Speaker : Professor Hans J. Herrmann

ETH Zurich, Switzerland​
Chair : Asst Professor Saskia E. Werners
Abstract :
Advances in mathematical epidemiology have led to a better understanding of the risks posed by epidemic spreading and informed strategies to contain disease spread. However, a challenge that has been overlooked is that, as a disease becomes more prevalent, it can limit the availability of the capital needed to effectively treat those who have fallen ill.Here a simple generalized Susceptible-Infected-Susceptible (SIS) model is used to gain insight into the dynamics of an epidemic when the recovery of sick individuals depends on the availability of healing resources that are generated by the healthy population. The epidemics can spiral out of control into explosive spread, if the cost of recovery is above a critical cost. This can occur even when the disease would die out without the resource constraint. The onset of explosive epidemics is very sudden, exhibiting a discontinuous transition under very general assumptions. Analytical expressions can be given for the critical cost and the size of the explosive jump in infection levels in terms the parameters that characterize the spreading process. The model and its results apply beyond epidemics to contagion dynamics that self-induce constraints on recovery, thereby amplifying the spreading process.
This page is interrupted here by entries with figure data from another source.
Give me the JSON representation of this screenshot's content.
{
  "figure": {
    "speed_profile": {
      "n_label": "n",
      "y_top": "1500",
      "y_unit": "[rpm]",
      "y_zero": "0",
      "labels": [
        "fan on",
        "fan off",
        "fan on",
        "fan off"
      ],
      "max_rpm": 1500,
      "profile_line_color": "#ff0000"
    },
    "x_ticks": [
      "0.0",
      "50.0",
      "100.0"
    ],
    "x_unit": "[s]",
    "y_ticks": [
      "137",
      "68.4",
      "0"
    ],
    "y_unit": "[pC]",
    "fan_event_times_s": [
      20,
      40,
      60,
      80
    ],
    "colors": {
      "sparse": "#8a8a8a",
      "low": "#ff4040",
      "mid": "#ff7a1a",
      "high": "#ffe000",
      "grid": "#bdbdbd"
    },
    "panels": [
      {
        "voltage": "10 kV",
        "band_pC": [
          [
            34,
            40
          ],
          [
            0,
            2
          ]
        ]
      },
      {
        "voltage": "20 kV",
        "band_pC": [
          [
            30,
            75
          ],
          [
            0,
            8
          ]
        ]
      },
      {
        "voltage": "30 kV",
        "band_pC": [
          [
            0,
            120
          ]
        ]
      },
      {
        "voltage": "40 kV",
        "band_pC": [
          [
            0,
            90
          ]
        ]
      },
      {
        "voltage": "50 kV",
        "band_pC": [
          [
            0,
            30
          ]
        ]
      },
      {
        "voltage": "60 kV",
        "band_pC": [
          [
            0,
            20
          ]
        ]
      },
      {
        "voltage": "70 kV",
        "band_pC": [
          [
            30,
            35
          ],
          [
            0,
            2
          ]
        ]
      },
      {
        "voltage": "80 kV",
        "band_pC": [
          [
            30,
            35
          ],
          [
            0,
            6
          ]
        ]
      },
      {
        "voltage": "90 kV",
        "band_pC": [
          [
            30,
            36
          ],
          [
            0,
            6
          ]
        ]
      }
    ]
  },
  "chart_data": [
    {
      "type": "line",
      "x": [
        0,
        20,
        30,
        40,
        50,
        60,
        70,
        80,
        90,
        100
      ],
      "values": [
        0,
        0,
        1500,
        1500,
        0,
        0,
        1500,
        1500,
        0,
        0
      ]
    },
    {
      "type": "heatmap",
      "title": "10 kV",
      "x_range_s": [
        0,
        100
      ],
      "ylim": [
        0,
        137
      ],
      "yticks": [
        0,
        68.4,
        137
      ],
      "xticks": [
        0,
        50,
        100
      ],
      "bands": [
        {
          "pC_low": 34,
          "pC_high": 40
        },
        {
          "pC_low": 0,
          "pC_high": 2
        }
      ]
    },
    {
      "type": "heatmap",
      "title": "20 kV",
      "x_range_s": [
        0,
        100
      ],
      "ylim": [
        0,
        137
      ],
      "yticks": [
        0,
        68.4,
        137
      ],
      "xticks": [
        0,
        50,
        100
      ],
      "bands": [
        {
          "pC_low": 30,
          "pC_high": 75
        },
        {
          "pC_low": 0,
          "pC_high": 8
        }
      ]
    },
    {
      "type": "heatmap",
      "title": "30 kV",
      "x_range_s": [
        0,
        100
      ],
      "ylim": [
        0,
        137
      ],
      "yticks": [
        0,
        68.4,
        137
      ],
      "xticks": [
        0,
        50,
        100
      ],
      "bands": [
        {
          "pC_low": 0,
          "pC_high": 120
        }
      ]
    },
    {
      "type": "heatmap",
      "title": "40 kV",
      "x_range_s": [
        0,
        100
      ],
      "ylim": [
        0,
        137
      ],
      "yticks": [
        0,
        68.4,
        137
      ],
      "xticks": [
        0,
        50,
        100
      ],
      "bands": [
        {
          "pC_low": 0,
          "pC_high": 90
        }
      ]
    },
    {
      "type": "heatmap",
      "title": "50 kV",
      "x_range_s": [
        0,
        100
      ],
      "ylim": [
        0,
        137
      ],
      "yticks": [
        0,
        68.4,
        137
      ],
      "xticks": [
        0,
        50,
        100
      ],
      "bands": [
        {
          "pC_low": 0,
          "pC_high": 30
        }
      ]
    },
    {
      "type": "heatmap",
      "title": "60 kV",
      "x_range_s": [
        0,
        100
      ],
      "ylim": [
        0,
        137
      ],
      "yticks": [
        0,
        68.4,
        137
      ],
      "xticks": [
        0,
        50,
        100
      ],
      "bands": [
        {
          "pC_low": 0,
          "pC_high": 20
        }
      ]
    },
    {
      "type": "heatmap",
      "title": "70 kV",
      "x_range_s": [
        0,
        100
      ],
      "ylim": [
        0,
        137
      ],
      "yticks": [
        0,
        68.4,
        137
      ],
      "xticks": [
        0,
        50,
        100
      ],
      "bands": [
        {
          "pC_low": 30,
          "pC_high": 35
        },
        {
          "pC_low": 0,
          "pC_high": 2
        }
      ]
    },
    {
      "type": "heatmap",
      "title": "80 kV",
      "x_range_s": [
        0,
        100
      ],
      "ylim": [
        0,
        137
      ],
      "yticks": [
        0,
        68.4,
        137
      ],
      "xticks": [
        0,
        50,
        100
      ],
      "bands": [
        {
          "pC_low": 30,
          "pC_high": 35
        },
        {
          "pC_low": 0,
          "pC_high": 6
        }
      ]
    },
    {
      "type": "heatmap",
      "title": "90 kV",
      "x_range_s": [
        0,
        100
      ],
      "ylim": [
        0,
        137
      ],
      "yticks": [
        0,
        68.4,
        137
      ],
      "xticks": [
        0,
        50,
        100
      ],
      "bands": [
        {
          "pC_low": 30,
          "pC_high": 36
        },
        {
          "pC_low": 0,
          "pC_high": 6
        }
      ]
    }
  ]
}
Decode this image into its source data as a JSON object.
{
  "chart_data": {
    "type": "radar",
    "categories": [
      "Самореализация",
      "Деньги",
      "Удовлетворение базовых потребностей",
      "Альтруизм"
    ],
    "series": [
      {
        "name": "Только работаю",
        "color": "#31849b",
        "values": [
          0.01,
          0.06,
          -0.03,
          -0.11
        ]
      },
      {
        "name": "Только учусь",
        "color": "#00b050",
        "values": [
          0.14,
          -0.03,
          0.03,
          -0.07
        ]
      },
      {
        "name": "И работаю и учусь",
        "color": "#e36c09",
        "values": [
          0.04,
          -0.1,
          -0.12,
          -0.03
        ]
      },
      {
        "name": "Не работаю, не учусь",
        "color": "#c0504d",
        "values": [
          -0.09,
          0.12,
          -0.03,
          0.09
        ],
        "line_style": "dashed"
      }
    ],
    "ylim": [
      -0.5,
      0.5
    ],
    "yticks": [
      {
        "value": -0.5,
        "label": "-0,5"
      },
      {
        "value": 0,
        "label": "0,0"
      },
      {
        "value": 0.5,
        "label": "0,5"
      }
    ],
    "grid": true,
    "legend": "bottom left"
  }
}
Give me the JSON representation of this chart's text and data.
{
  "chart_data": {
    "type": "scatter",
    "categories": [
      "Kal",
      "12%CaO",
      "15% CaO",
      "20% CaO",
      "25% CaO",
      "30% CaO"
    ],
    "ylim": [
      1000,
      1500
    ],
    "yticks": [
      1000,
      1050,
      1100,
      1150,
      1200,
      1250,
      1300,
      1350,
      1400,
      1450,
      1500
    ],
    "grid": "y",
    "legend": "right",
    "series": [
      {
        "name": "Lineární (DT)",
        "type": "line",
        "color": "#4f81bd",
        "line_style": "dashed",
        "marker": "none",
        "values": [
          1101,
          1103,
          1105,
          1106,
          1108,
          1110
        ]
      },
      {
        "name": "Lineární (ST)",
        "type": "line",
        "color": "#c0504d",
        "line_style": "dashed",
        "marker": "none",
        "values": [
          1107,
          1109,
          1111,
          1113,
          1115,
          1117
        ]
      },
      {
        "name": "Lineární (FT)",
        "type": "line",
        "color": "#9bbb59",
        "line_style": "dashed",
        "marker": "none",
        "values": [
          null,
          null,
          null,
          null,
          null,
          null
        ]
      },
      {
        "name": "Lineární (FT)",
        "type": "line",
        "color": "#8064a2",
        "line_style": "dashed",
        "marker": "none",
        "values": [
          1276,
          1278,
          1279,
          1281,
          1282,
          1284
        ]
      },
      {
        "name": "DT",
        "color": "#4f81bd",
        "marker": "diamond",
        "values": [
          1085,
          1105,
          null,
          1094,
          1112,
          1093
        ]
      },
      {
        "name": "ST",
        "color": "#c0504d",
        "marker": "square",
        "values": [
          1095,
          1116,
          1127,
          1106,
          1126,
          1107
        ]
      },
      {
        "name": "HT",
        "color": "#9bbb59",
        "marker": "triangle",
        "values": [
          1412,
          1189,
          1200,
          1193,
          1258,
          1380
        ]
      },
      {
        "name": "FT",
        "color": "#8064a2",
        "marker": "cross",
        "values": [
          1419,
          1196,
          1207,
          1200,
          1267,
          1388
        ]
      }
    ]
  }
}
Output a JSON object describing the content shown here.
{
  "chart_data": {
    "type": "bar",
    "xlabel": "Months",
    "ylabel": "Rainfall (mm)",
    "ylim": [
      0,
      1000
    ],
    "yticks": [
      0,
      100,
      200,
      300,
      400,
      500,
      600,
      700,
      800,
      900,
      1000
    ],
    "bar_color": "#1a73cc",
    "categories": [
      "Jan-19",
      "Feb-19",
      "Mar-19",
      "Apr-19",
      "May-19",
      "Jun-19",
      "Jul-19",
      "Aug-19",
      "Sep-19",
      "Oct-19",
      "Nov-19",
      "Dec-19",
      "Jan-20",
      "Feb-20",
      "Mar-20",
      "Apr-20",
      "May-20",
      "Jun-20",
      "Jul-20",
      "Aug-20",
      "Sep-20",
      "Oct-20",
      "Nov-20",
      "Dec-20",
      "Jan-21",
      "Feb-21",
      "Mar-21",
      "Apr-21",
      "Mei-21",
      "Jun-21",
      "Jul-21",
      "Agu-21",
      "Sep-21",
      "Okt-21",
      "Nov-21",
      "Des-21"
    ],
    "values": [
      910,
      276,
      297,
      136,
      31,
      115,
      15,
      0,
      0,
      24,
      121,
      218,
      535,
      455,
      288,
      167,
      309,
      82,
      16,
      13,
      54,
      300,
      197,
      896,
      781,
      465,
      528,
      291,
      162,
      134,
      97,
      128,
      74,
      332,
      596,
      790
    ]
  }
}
The spread of an infection is also investigated when a system component can recover only if it remains reachable from a functioning central component. More precisely, infection spreads from infected to healthy nodes, with the constraint that infected nodes only recover, if they remain connected to a pre-defined central node, through a path that contains only healthy nodes.In this case, clusters of infected nodes will absorb their non-infected interior, because then no path exists between the central node and encapsulated nodes. This gives rise to the simultaneous infection of multiple nodes. Interestingly, the system converges to only one of two stationary states: either the whole population is healthy or it becomes completely infected. This simultaneous cluster infection can give rise to discontinuous jumps of different sizes in the number of failed nodes. Larger jumps emerge at lower infection rates. The network topology has an important effect on the nature of the transition: hysteresis appears for networks with dominating local interactions. The model shows how local spread can abruptly turn uncontrollable, when it disrupts connectivity at a larger spatial scale.